Можно долго иронизировать по поводу этого объяснения, но важнее результат: победил здравый смысл. России вступать в ОПЕК незачем. Хорошо, что власти это поняли. То, что картель нефтеэкспортеров окончательно утратил свое влияние на цены, стало очевидно как раз в последние месяцы. Рынок перестал замечать заявления ОПЕК: объявления о снижении добычи не только не ведут к росту цен, но нередко снижают нефтяные котировки.

Причина проста – нефтяные цены теперь определяются не спросом и предложением на сырую нефть, а состоянием финансового рынка. Львиная доля сделок – это сделки с производными финансовыми инструментами, не обеспеченными поставками реального сырья. Если в 90-е гг. сделки с физической нефтью составляли примерно 30% объема торгов (остальное – производные инструменты), то сейчас – меньше 1%.

Сверхбыстрый рост нефтяных цен начался в 2005 г., когда американским пенсионным фондам разрешили инвестировать в нефтяные фьючерсы, не обеспеченные поставками физической нефти.

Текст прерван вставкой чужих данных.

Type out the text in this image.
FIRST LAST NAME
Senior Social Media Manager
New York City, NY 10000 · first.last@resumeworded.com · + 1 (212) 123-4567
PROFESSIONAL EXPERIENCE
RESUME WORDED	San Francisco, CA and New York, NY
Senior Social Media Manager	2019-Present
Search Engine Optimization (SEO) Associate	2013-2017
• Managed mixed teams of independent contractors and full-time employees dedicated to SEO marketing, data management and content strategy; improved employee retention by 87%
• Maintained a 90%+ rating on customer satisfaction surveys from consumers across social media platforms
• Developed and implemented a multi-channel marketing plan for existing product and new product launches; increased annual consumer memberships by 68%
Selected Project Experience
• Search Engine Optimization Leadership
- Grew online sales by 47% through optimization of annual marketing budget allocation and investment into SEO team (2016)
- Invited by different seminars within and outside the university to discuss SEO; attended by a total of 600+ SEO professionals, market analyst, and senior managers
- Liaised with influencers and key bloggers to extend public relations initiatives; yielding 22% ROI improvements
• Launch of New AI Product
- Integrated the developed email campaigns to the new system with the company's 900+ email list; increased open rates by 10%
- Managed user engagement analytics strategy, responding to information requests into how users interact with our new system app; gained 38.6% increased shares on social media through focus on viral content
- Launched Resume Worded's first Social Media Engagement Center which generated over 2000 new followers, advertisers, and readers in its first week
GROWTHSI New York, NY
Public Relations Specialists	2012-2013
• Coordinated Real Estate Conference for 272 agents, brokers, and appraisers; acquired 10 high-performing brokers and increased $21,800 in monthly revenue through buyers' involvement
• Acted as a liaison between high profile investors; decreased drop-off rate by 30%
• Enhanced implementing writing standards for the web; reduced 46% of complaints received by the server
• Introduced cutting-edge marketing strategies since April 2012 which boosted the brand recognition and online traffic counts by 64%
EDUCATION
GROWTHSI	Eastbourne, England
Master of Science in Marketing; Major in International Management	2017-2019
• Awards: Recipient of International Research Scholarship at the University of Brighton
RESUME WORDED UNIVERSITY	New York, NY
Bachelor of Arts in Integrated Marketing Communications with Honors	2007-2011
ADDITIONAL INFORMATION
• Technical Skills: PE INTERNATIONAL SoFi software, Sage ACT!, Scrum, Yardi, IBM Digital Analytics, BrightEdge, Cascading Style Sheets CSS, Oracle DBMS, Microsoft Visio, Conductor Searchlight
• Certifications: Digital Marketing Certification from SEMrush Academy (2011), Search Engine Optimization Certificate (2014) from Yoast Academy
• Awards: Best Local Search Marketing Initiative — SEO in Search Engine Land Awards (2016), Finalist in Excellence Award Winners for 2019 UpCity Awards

Год назад американский сенат устраивал слушания по поводу вклада спекулятивных операций в рост нефтяных цен. Там прозвучала информация, что институциональные инвесторы за последние пять лет увеличили спрос на нефть на 848 млн баррелей, что сопоставимо с ростом спроса со стороны Китая (920 млн баррелей). Американские аналитики тогда подсчитали, что каждые $100 млн, притекшие на рынок, эквивалентны росту цены барреля на 1,6%.

Нефть превратилась в спекулятивный товар, цена которого зависит от ожиданий падения или роста цены в будущем. Эти ожидания настолько субъективная и во многом случайная материя, что практически не поддаются прогнозированию и влиянию: спрос и предложение давно не единственный и, возможно, не главный из множества факторов, совокупный эффект которых на цены предсказать очень трудно.

В этих условиях идея российских чиновников повлиять на мировую цену нефти выглядит наивной. Но в этой области все равно есть чем заняться: вместе с другими странами поработать над регулированием финансовых рынков. Например, в рамках «двадцатки» поднять вопрос об ограничениях на торговлю производными ценными бумагами, не обеспеченными поставками физической нефти. Какими должны быть эти ограничения, чтобы не навредить свободному движению капиталов, – тема для большой дискуссии с экспертами, участниками рынков и регуляторами. Но если системные меры не будут приняты, нефтяные пузыри будут надуваться и лопаться в еще более грандиозных масштабах, чем случилось в 2008 г. Каждый раз это будет болезненно ударять по экономике России.